The expedition began at Folly Bridge in Oxford and concluded at Godstow, Oxfordshire, five miles (8 kilometers) away. Throughout the journey, Dodgson told the girls a story about a bored little girl named Alice who seeks adventure. The girls adored it, and Alice Liddell requested that Dodgson record it for her.
From the British Library’s original handwritten copy of Alice’s Adventures Under Ground, 1864.

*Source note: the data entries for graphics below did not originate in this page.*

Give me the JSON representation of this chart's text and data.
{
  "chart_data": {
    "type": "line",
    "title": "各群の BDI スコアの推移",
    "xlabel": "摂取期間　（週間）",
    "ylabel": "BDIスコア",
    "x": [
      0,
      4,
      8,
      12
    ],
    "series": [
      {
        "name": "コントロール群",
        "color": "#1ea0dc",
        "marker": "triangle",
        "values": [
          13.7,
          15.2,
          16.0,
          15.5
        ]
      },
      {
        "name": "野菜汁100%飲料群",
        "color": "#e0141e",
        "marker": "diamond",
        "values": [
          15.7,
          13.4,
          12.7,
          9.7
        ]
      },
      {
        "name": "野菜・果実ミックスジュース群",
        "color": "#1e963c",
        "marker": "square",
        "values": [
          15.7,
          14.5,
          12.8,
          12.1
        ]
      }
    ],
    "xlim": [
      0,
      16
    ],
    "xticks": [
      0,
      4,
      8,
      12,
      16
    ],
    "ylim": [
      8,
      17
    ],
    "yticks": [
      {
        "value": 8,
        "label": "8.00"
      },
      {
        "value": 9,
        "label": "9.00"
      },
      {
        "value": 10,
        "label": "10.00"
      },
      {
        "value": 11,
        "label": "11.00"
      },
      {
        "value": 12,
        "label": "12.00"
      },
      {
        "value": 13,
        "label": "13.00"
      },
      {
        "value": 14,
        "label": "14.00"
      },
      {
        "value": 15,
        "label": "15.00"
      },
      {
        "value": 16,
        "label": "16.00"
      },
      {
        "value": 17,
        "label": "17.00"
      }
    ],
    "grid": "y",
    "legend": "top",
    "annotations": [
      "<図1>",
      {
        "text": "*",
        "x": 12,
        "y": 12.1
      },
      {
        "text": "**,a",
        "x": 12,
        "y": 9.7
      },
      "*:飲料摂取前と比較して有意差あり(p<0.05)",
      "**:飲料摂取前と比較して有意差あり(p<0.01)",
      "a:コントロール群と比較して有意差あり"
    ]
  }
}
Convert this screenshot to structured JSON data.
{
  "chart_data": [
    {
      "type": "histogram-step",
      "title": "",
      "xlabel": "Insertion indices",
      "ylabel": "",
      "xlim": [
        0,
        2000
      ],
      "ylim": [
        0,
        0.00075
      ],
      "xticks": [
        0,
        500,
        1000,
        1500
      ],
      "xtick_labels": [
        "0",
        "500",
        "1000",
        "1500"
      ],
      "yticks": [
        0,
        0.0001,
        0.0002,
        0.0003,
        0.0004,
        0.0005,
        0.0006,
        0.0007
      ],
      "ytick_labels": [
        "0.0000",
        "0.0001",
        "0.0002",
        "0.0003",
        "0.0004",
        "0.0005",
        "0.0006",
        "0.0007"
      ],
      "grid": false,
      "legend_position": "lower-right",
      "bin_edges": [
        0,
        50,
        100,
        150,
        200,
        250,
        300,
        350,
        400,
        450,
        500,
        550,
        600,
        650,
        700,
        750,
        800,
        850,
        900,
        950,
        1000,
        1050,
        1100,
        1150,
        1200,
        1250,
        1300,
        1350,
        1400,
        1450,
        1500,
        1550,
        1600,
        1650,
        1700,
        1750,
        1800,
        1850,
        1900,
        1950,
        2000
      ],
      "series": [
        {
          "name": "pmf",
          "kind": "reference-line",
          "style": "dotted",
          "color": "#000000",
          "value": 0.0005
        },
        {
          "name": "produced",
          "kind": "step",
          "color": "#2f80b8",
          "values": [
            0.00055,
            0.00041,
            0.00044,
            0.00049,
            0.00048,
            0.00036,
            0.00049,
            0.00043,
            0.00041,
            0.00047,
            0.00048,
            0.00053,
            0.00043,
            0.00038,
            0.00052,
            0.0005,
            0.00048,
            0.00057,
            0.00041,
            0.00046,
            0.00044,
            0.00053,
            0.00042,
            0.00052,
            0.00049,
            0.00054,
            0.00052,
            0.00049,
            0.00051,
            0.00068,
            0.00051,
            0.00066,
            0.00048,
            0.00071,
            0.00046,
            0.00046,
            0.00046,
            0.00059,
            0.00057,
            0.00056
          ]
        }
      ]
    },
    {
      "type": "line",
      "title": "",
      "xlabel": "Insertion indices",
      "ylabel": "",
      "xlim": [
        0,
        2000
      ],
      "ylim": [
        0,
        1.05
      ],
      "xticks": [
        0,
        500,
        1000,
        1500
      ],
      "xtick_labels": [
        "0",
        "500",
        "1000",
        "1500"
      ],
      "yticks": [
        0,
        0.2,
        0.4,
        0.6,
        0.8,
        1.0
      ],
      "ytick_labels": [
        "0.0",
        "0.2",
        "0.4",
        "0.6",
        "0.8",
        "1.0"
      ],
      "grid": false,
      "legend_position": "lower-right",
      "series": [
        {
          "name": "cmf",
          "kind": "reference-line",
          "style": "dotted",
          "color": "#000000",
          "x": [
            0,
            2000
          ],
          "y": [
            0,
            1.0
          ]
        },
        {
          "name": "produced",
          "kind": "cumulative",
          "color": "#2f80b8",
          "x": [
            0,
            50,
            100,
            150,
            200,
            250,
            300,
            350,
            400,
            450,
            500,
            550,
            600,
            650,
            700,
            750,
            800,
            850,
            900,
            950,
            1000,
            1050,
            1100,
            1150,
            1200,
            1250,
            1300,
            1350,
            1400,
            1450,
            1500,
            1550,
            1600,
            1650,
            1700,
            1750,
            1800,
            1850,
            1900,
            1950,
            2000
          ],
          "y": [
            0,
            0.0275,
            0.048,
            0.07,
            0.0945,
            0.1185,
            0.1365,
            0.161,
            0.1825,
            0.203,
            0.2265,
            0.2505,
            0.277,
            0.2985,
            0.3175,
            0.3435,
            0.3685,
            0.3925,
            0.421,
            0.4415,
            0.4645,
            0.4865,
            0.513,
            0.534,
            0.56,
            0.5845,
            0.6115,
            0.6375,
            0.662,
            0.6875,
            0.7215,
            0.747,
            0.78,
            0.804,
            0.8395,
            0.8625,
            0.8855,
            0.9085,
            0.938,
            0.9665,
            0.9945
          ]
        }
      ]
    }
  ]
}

The next day, Carroll began writing the story’s manuscript, though the first version is lost. A month later, the girls and Dodgson went on another boat excursion, during which he fleshed out the storyline of Alice’s narrative, and in November, he began writing on the book in earnest.
He researched natural history in relation to the animals depicted in the book to add the finishing touches, and then had the book examined by other children, particularly those of George MacDonald. Despite the fact that Dodgson added his own images, he requested John Tenniel to illustrate the book for publication, explaining that the narrative had been favorably received by youngsters.
Dodgson handed Alice the handwritten manuscript of Alice’s Adventures Under Ground on November 26, 1864, designating it as “A Christmas Gift to a Dear Child in Memory of a Summer’s Day,” with pictures by Dodgson himself. Some people, like Martin Gardner, believe there was an earlier version that Dodgson destroyed when he made a more detailed copy by hand.
Dodgson was already preparing it for publication when Alice received her copy, increasing the 15,500-word original to 27,500 words, including the episodes concerning the Cheshire Cat and the Mad Tea Party.